While thrill-seekers may find a trip to Berry somewhat sedate when compared with mountaineering, any holiday can be marred by medical mishaps. Some might even say that a family holiday without them meant you simply weren’t enjoying yourself enough!
Ross Hobson’s Berry Pharmacy is well know to locals as the friendly shop that is open every single day of the week (including 9.00 am to 1.00 pm on weekends). It has, over the years, also become familiar to many out-of-town visitors and holidaymakers who sometimes end up there with a problem.
Here are four tips for visitors so that, with some help from Ross and his friendly staff at the pharmacy, you can minimise the mishaps.
Tip #1 – Bring your medication! (but if you forget, just drop into the pharmacy)
Forgot to bring your medication? Happens all the time! Fortunately, modern communications makes this relatively easy to fix. The pharmacy is more than happy to contact your doctor or pharmacy and arrange to have scripts faxed through so medication can be supplied to you from pharmacy stocks.
Tip #2 – Disinfect cuts ASAP
Got a cut on your feet while wading on a rock pool at one of the local beaches? Fell off your bike and scraped your leg?
Cuts inflicted underwater can become infected extremely quickly due to rapidly multiplying marine bacteria, and these need to be cared for as soon as practicable. The pharmacy has a wide range appropriate bandages and disinfectants for all cuts and grazes, and staff can advise you on the best way to look after them.
Tip #3 – Take care with ticks
Another reason why visitors frequently turn up at the pharmacy is ticks – ranging from quite large to extremely small. Whatever the size, there are some ‘dos’ and ‘don’ts’ with ticks.
Ticks must be removed with care or there can be unpleasant after effects. Usually someone at the pharmacy has expertise in tick removal. It’s not just a matter of yanking ticks out. Staff put a little bit of methylated spirits on the tick, not to try to kill it but to annoy it so that it is more amenable to ‘backing out’. Then, the trick with tweezers is to hold onto it firmly enough so the it wont slide out of the tweezers but not so firmly as to crush it, and then you pull the tick ACROSS the skin. Don’t try to pull it out at a 90-degree angle because the head may break off: the pincers slide out much more easily at an oblique angle.
Ross explains: “If people don’t touch them [ticks], but leave them alone and come into the pharmacy and let us do it properly … ticks are much easier to get out if they’re whole. If the body is missing and the head is still in the skin, it’s going to cause discomfort and, possibly, inflammation for several days. Perhaps we will give an antihistamine if the wound is inflamed, and we’ve got a product called ‘Soothe’, which is 3% lignocaine (a topical anaesthetic) to stop the irritation.

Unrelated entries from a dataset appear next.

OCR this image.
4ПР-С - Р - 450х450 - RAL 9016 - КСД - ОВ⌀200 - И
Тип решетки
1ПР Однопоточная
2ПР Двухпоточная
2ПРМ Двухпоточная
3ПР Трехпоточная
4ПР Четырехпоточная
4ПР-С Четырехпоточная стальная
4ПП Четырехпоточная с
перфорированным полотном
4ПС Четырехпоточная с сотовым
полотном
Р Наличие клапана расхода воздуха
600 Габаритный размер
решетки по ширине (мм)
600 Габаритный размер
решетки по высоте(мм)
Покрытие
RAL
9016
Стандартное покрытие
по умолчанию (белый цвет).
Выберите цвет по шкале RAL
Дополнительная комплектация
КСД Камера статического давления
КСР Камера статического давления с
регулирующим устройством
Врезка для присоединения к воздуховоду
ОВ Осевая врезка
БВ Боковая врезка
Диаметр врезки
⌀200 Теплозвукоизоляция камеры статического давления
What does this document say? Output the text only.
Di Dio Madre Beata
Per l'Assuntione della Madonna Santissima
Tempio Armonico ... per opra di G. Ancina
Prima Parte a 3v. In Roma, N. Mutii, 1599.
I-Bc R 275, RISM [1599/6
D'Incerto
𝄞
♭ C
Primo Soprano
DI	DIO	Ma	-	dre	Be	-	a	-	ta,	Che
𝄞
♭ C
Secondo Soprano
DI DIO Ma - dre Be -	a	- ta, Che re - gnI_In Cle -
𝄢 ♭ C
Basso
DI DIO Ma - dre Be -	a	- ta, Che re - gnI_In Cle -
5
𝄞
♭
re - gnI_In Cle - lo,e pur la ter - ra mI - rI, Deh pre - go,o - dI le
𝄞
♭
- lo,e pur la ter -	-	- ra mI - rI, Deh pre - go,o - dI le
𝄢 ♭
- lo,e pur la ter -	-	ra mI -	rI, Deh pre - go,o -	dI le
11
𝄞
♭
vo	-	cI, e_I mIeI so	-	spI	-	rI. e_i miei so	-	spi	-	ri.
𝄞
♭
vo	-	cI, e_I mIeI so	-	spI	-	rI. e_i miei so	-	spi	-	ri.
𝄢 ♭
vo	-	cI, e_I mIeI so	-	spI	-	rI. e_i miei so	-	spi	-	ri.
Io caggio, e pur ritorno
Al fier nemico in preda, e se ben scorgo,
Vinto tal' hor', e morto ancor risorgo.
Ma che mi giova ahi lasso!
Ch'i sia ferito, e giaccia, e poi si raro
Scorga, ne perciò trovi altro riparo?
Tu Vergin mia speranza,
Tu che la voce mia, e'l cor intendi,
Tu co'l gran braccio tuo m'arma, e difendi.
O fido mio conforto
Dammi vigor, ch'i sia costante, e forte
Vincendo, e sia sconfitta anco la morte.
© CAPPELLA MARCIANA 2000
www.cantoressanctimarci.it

Tip #4 – Save the emergency department for serious mishaps!
Ross explains: “People must remember that at holiday times and during summer our local hospital emergency department is terribly busy. People should realise that it’s an accident and emergency department, and if it’s not an accident or an emergency that you’re there for, you may spend five hours or so moving backwards in a queue due to triage. Don’t go there with relatively minor complaints. The pharmacy has a broad range of dressings that can deal with most bandaging jobs and many different antiseptics and creams for soothing scrapes and wounds. And you can get professional advice to put your mind at rest.